2. Press the dumbbells vertically upward until your elbows lock out.
3. Lower the dumbbells back down until they touch your shoulders.
Primary: Anterior deltoid.
Secondary: Lateral deltoid, triceps, trapezius, upper pectoralis.
Grip: Changing the orientation of the dumbbells affects hand position (grip). Pressing the dumbbells upward with palms facing forward (pronated grip) works both the anterior and the lateral heads of the deltoid.
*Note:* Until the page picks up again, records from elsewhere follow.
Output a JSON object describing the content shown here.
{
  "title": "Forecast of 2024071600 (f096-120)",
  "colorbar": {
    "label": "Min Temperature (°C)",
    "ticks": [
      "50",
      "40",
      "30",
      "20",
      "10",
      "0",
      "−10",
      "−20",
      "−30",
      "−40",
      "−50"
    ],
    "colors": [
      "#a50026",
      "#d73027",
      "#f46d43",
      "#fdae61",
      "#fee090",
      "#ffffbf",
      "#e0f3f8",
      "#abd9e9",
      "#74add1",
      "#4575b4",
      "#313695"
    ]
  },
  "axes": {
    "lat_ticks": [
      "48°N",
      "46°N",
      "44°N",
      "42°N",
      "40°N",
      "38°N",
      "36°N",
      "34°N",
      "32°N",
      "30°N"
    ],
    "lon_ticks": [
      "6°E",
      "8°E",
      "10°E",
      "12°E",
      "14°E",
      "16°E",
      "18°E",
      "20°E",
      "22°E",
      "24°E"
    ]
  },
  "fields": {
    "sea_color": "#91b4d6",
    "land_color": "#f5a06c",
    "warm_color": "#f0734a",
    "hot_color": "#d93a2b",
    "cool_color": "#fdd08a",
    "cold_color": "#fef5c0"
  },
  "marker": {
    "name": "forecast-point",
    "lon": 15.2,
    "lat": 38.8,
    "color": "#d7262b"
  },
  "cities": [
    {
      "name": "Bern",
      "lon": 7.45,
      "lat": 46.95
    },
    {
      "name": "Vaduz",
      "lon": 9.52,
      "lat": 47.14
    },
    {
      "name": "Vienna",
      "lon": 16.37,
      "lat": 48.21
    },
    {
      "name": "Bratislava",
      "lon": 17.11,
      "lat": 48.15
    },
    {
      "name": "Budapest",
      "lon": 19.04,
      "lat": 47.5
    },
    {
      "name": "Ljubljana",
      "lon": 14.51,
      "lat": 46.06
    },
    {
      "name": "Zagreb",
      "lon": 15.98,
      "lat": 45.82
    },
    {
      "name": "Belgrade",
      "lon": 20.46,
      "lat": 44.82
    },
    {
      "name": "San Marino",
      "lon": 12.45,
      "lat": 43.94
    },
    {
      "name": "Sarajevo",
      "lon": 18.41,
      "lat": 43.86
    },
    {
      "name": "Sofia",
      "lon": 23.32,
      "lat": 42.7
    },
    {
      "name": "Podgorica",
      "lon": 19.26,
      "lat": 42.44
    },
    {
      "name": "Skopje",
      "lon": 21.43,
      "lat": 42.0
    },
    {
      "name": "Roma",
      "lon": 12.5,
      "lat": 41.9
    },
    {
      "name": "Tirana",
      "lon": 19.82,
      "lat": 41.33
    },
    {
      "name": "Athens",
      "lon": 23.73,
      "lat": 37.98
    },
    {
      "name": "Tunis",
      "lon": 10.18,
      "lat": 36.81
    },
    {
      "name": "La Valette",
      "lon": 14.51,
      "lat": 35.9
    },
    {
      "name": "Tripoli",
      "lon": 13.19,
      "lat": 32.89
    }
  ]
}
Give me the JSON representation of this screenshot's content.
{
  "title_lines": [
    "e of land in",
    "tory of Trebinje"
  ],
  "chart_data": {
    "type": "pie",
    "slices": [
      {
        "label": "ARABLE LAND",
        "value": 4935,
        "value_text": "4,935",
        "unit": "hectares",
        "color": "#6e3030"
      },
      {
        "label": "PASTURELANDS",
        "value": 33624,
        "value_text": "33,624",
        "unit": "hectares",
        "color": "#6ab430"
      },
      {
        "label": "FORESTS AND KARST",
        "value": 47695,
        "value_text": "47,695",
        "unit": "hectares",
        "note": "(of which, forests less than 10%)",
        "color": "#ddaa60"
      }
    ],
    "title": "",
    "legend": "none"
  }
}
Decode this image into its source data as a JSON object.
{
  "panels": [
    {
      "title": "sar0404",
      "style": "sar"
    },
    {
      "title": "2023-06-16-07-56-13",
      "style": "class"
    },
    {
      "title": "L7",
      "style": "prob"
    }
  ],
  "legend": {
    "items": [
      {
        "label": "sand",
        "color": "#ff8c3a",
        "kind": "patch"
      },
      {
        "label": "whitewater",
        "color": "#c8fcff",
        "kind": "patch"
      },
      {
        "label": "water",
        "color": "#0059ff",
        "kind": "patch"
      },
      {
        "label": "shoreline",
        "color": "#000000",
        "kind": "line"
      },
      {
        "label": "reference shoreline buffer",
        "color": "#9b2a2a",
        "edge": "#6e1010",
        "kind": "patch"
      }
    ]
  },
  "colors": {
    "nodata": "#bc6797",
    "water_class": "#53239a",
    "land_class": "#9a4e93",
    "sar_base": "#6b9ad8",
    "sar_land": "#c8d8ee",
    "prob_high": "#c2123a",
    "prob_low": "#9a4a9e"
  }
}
Pressing the dumbbells with palms facing together (neutral grip) makes the anterior deltoid work harder, minimizing lateral head involvement Holding the dumbbells with palms facing backward (supinated grip) maximizes anterior deltoid effort.
Positioning: Performing the exercise while seated upright is a stricter version than standing and prevents cheating the dumbbells upward using momentum.
Variable-Grip Dumbbell Press
This version uses three different hand positions during the repetition. Begin the exercise by holding the dumbbells with your palms facing back (supination). During the press, rotate the dumbbells so your palms face together (neutral grip) at the midpoint, finishing the upward press with your palms facing forward (pronated grip) at lockout.
Alternating one-arm dumbbell press: Perform the exercise by pressing one dumbbell at a time, alternating right arm then left arm.